By Joel Hall
From 1992 to 1994, Aerle Taree was a member of Grammy Award-winning alternative hip-hop group, Arrested Development. During that time, the Atlanta native sang hooks on popular songs such as "Tennessee" and "People Everyday."
Taree left the group to pursue a solo career in song writing, but in 1998, a unsuccessful surgery to remove polyps from her vocal chords left the budding star unable to sing again.
"I went in for the surgery and they botched it," she said. "I got throat surgery and it destroyed my career. Because of it, I got depressed and I got bipolar disorder.
"It was a life-jolting experience," Taree said. "I really had to find a new voice."

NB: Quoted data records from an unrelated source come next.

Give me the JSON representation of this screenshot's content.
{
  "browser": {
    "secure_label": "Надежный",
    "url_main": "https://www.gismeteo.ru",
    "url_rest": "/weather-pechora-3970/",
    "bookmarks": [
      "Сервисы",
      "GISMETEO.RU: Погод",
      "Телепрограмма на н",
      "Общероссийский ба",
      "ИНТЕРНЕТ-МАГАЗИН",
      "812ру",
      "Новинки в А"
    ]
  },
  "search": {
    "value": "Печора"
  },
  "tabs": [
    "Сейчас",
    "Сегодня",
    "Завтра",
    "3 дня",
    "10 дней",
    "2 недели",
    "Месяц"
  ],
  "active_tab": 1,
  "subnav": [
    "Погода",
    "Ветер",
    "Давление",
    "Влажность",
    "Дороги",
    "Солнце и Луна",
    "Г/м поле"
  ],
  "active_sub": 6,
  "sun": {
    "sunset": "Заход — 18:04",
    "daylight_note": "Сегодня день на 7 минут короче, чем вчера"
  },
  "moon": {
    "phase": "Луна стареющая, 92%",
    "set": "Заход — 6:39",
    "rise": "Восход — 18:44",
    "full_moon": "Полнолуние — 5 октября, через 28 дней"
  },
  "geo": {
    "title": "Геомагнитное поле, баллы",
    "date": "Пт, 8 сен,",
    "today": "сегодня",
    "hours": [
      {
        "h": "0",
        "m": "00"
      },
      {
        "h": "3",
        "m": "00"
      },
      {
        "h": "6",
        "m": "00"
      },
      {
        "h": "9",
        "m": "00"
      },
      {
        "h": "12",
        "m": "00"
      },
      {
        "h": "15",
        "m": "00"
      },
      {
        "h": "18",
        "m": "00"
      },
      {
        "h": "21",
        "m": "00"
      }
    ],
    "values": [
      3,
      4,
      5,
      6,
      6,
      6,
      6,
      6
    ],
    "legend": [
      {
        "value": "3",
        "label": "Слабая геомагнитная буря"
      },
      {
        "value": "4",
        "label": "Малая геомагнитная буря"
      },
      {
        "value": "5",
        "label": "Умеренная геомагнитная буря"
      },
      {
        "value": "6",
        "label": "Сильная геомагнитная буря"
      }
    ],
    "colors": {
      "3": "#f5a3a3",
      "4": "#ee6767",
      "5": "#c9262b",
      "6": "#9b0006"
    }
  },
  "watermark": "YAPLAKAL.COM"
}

It was after the surgery that Taree began to concentrate on writing poetry and spoken word, releasing "PoeTaree: The Jurisprudence of Life" in 2006. She will share her words and thoughts with local residents Wednesday at 7:30 p.m., at the Clayton County Library System headquarters in Jonesboro.
Janice Arcuria, assistant director of youth services for the library, located at 865 Battle Creek Road, said the White House's recent hosting of a night of Poetry, Music, and Spoken Word was proof of poetry's growing popularity among youth. She said she believes Taree's appearance will be a positive learning experience for teens and young adults.
"We thought that this would be particularly interesting," Arcuria said. "I think the spoken-word format has really gotten a lot of young people interested in poetry without realizing it is poetry. It kind of mixes music and poetry together. When I started reading more about what she had done, I realized that this is an important local poet to feature at the library.
"If you say to some teens that we are having a poetry program, they say 'errr,' but if you say it's a spoken-word event, it is totally different," she continued. "I think there will be an audience who comes who is interested in her from past performances, and a younger audience who is not familiar with that, but is interested in the spoken-word format."
In 2003, Taree, now 36, graduated from Oglethorpe University with a degree in humanities. Since that time, she has written several books, including "Humanities Matter," a collection of essays on various topics, "The Autobiography of Aerle Taree: Originally of Arrested Development," and "For Molly's Mental Health: Love Me Too," a children's book that was a 2009 nominee for the Georgia Writers Association's Georgia Author of the Year Award in the picture books category.
Taree, who will share her poems on Wednesday, said she hopes her poetry will inspire people to know that there is life after dreams are lost.
"[Writing] just healed my mind," Taree said. "It put my life back together."